Tu savais ce que tu voulais en faire?

Rayess Bek : Non pas du tout. Je savais qu’il fallait que j’en fasse quelque chose. Evidemment, ma première idée, c’était de composer de la musique dessus. Mais quand, comment, tout ça …Venir coller de la musique dessus, ça peut avoir une dimension plastique. J’avais envie de pousser la réflexion au-delà et pas d’être simplement compositeur. C’est là où intervient le fameux film Le Faussaire de Schlondorff. On est dans des conditions surréalistes où Schlondorff reprend la situation de guerre civile à sa manière. Il va tourner à Beyrouth et réussit à obtenir un cesser le feu. Du coup, il recrée une fausse guerre et je me retrouve avec deux captations, l’une authentique et l’autre fictive, l’une orientale et l’autre occidentale, avec l’exotisme, l’étrangeté d’une arrivée à Beyrouth pendant la guerre civile libanaise. J’avais envie de confronter ces deux réalités contradictoires. La partie la plus difficile a été de créer des dialogues entre les deux. J’ai trouvé le making off, qui est très intéressant. C’est une absurdité de voir Beyrouth défoncée et ce réalisateur allemand, qui a réalisé Le Tambour, l’un des plus grands de l’époque, qui est là avec la kefieh palestinienne et qui apprend aux acteurs, des miliciens du coin, à tenir une kalachnikof. Ca va très loin … Des rumeurs disent que Bruno Ganz, l’acteur principal, finit en hopital psychiatrique, qu’ Anna Chiboula revient à Beyrouth ensuite pour adopter un gamin (c’est ce qu’elle fait dans le film), et que Schlondorff ne remet plus jamais les pieds à Beyrouth. Il y a quelque chose d’assez fou dans ce tournage. Au début, ca a été difficile de trouver un dialoque, j’ai utilisé les images du film mais très vite j’ai gardé seulement le son, il y a très peu d’images. J’ai confronté les deux enregistrements sonores.

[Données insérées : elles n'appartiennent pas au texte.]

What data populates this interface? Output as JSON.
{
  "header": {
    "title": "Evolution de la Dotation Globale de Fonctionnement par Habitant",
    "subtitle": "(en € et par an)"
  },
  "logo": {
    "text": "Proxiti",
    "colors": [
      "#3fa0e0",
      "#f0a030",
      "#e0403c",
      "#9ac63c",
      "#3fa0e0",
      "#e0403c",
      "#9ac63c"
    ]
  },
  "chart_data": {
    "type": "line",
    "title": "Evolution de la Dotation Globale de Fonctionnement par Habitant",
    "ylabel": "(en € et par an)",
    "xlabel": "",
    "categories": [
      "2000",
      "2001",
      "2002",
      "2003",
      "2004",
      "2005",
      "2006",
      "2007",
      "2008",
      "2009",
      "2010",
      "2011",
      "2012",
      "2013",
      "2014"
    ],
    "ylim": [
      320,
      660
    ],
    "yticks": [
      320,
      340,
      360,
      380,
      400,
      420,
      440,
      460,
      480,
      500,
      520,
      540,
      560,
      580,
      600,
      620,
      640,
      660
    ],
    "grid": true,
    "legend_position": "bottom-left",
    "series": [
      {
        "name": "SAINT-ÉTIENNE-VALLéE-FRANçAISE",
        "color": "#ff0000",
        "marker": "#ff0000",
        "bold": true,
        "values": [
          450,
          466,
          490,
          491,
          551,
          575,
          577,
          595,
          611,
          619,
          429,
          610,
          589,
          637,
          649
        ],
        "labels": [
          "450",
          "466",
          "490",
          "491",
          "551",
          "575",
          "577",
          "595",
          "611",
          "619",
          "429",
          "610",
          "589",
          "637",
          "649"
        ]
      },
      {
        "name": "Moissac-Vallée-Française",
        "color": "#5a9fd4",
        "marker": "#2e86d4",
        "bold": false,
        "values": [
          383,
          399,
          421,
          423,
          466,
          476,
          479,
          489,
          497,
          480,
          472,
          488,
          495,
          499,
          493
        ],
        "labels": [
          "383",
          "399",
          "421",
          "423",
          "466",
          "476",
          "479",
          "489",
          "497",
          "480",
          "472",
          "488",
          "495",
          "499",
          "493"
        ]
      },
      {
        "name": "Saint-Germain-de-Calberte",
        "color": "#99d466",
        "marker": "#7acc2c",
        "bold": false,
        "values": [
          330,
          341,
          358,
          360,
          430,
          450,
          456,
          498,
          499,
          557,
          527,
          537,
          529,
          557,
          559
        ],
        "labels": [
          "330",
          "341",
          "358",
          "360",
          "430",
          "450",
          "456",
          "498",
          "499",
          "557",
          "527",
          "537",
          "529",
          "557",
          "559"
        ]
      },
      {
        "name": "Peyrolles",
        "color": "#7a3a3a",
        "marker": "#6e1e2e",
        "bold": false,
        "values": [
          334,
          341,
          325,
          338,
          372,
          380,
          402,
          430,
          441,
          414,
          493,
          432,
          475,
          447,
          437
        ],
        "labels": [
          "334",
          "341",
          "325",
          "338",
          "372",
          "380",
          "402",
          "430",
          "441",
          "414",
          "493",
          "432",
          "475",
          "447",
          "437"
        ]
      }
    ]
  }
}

Comment as-tu fait tes choix et comment es-tu intervenu? A quel moment, t’es tu mis à composer ? Quel a été le déclic pour écrire?

Rayess Bek : La composition est arrivée très vite. Il y a 5 lettres dans le projet. Une fois que j’avais dépouillé des thèmes c’était possible. La première lettre est comme une introduction, la deuxième parle d’exil. Je reprends les fausses lettres que Bruno Ganz envoie à sa femme, je les mets en parralèle avec une vraie lettre d’une fille à son père. On a l’impression d’un dialogue fictif et secret. C’est l’histoire d’une séparation, une histoire d’amour. Bon, je vais loin dans mes délires … Chacun interprète ensuite à sa façon. J’ai commencé à faire mes collages et très vite, la musique s’est imposée d’elle même, le rythme aussi. La parole, c’est de la musique. Bizarrement, c’était naturel.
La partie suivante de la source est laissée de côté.